Kathy Kathy Kathy said...

Myself and I are entering into self-litigation against a party to be named myself.

WendyKnits said...

I too will be dashing to the bookstore to try to figure out which book it is!

Thank goodness I know it is not mine, as you have not testknit for me. ;-)

Laritza said...

I will not buy it, that is for sure.

Helen said...

Brilliant. I am d-y-i-n-g of curiosity.

larascreations said...

Lol; on a roll, are we? I was just wondering how that lacy sweater was coming along.....if it's the one I'm thinking of in the softest ever yarn.

May your eyes never again be tormented with the sight, er, unsightly, object from beyond!

gayle said...

Best book review ever...
Since I seldom buy books anyway, I shall have to warn the library not to loan me the book with the Incredibly Ugly Object in it.
Whatever it might be...

Carla said...

I shall be sure to avoid this amazingly bad knitting book. If I can ever figure out which one it is, of course.

Carol said...

HAHAHAHAHAHAHAHAHA...GASP...HAHAHAHAHA!!!!!!!

Judith said...

ummmm, is this a real book, or just another hilarious piece by you? because I find it hard to believe you would willingly take on such hideousness at so many different levels!

fleegle said...

Dear Judith-

Yes, it's a real book. And the designer did pay for the test knit. Unemployment makes one do strange things :)

BadCatDesigns said...

I will be sure not to buy this book! If only I had a clue which book...but wait!
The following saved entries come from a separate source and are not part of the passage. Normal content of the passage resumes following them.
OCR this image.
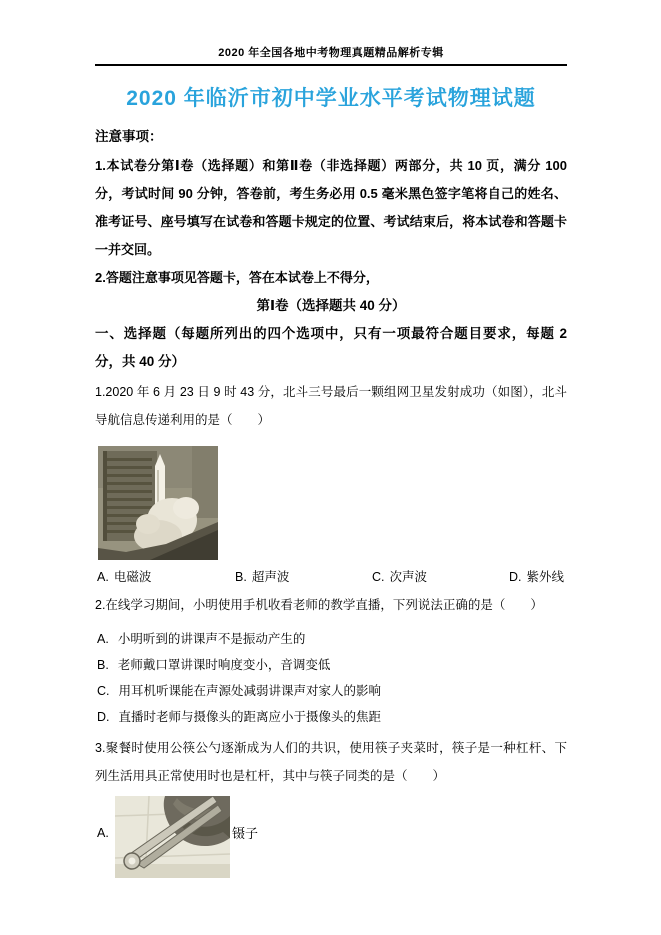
2020 年全国各地中考物理真题精品解析专辑
2020 年临沂市初中学业水平考试物理试题
注意事项：
1.本试卷分第Ⅰ卷（选择题）和第Ⅱ卷（非选择题）两部分，共 10 页，满分 100 分，考试时间 90 分钟，答卷前，考生务必用 0.5 毫米黑色签字笔将自己的姓名、准考证号、座号填写在试卷和答题卡规定的位置、考试结束后，将本试卷和答题卡一并交回。
2.答题注意事项见答题卡，答在本试卷上不得分，
第Ⅰ卷（选择题共 40 分）
一、选择题（每题所列出的四个选项中，只有一项最符合题目要求，每题 2 分，共 40 分）
1.2020 年 6 月 23 日 9 时 43 分，北斗三号最后一颗组网卫星发射成功（如图），北斗导航信息传递利用的是（　　）
A. 电磁波	B. 超声波	C. 次声波	D. 紫外线
2.在线学习期间，小明使用手机收看老师的教学直播，下列说法正确的是（　　）
A. 小明听到的讲课声不是振动产生的
B. 老师戴口罩讲课时响度变小，音调变低
C. 用耳机听课能在声源处减弱讲课声对家人的影响
D. 直播时老师与摄像头的距离应小于摄像头的焦距
3.聚餐时使用公筷公勺逐渐成为人们的共识，使用筷子夹菜时，筷子是一种杠杆、下列生活用具正常使用时也是杠杆，其中与筷子同类的是（　　）
A.	镊子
Maybe my own good taste would stand in the way even without the benefit of your review. I can only hope:)

So I guess that test knitting is thankless, but can also be nauseating.

Tenna Draper said...

Maybe the AUTHOR likes those colors? And he really is from Mars?
Maybe the author is blind? Do we dare hope?
Maybe the author's wife dresses him now and again, and just didn't for the book?

LOL!
Used to have a teacher that would wear a striped tie with a striped shirt...it was just too much most days.

Notice that I think it's a MALE author? I figure no self respecting woman would go out of doors in clothing that didn't at least look halfway decent--unless she's still in curlers and just headed out to the mailbox in her fuzzy slippers.

=Tamar said...

Now that the text has appeared... I think you're safe. I'm sure I've seen that book, but there are so many possibilities that I couldn't guess which one you wrote about.